Nie wiedzieć dlaczego wydało mi się, że przez dosłownie ułamek sekundy na ustach Itachiego błąkał się lekki uśmiech, zaraz jednak czarnowłosy opanował się i oznajmił.
- W porządku.
- Sypialnia jest w tylnej części apartamentu. Ogółem są tu dwie sypialnie, więc nikt nie musi spać na sofie.
- Ok – Itachi zerknął na zegar wiszący przed ścianą – pasuje być na nogach koło południa.
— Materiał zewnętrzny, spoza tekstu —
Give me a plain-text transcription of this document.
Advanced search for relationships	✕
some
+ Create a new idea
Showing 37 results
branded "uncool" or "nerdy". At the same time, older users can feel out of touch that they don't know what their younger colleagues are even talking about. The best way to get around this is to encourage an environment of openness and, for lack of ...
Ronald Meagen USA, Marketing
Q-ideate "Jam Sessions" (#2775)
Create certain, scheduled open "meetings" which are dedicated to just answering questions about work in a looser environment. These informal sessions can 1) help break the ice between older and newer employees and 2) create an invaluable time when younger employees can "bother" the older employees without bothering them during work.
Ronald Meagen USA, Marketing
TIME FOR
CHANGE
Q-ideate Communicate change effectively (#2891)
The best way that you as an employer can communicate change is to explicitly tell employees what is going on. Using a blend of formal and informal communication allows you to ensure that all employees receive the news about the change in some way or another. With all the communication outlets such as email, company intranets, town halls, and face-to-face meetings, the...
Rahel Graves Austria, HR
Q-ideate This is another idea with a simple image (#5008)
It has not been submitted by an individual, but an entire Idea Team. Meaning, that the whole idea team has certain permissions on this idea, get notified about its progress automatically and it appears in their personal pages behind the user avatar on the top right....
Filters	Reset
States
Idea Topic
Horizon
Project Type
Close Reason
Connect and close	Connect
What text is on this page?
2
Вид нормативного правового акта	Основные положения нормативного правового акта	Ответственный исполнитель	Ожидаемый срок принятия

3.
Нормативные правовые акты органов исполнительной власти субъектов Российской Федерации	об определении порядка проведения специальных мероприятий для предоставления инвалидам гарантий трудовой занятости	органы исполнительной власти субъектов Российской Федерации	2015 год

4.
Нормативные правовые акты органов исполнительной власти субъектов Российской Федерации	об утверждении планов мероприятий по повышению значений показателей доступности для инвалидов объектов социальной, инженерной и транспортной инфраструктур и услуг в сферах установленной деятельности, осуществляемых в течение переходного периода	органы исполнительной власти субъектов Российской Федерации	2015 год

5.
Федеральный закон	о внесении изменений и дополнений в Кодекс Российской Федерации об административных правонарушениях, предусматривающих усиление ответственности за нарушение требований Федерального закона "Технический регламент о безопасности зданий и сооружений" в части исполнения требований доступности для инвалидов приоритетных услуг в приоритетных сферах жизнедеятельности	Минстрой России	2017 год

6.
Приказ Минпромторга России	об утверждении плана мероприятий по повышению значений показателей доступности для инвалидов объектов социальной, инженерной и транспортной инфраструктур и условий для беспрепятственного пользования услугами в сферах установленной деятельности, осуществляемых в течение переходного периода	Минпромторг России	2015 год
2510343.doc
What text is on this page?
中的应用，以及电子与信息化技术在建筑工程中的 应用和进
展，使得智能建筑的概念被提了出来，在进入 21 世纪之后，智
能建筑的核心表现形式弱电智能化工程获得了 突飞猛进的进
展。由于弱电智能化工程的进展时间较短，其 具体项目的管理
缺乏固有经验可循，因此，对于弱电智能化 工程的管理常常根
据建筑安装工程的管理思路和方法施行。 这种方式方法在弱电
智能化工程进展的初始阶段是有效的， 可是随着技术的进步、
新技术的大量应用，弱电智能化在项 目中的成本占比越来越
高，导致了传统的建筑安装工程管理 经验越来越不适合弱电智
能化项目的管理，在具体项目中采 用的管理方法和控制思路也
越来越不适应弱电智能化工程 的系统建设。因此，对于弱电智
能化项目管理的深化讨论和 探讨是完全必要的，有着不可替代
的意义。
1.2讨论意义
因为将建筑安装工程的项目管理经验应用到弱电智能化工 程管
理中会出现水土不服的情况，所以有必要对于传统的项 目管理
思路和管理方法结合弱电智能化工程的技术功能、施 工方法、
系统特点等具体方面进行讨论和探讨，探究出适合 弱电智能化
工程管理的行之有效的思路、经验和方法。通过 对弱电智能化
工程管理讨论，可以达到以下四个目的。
- W porządku. To dobranoc – powiedziałam wstając i patrząc w okno przez które przebijały się pierwsze promienie słońca. Odwróciłam się do Itachiego posyłając mu rozbawiony uśmiech po czym skierowałam się do sypialni. Przeszłam przez korytarz i uchyliłam drzwi prowadzące do pomieszczenia, w którym smacznie spał Shin. Weszłam do środka i zrzucając po drodze ciuchy doszłam do łóżka i wskoczyłam pod kołdrę. Było mi trochę zimno, więc wtuliłam się w bruneta, jednak nie mogłam zasnąć. Po pierwsze dlatego, że Shin zaczął chrapać, więc odsunęłam się od niego, a wtedy zrobiło mi się zimno - to był drugi powód. Nie mogąc wytrzymać wstałam i wyszłam z pomieszczenia. Byłam potwornie zmęczona, a przy tym cholernym Shinie w życiu nie zasnę. Pozostało gnieść się na sofie, albo... iść do Itachiego. Co byście zrobili na moim miejscu? 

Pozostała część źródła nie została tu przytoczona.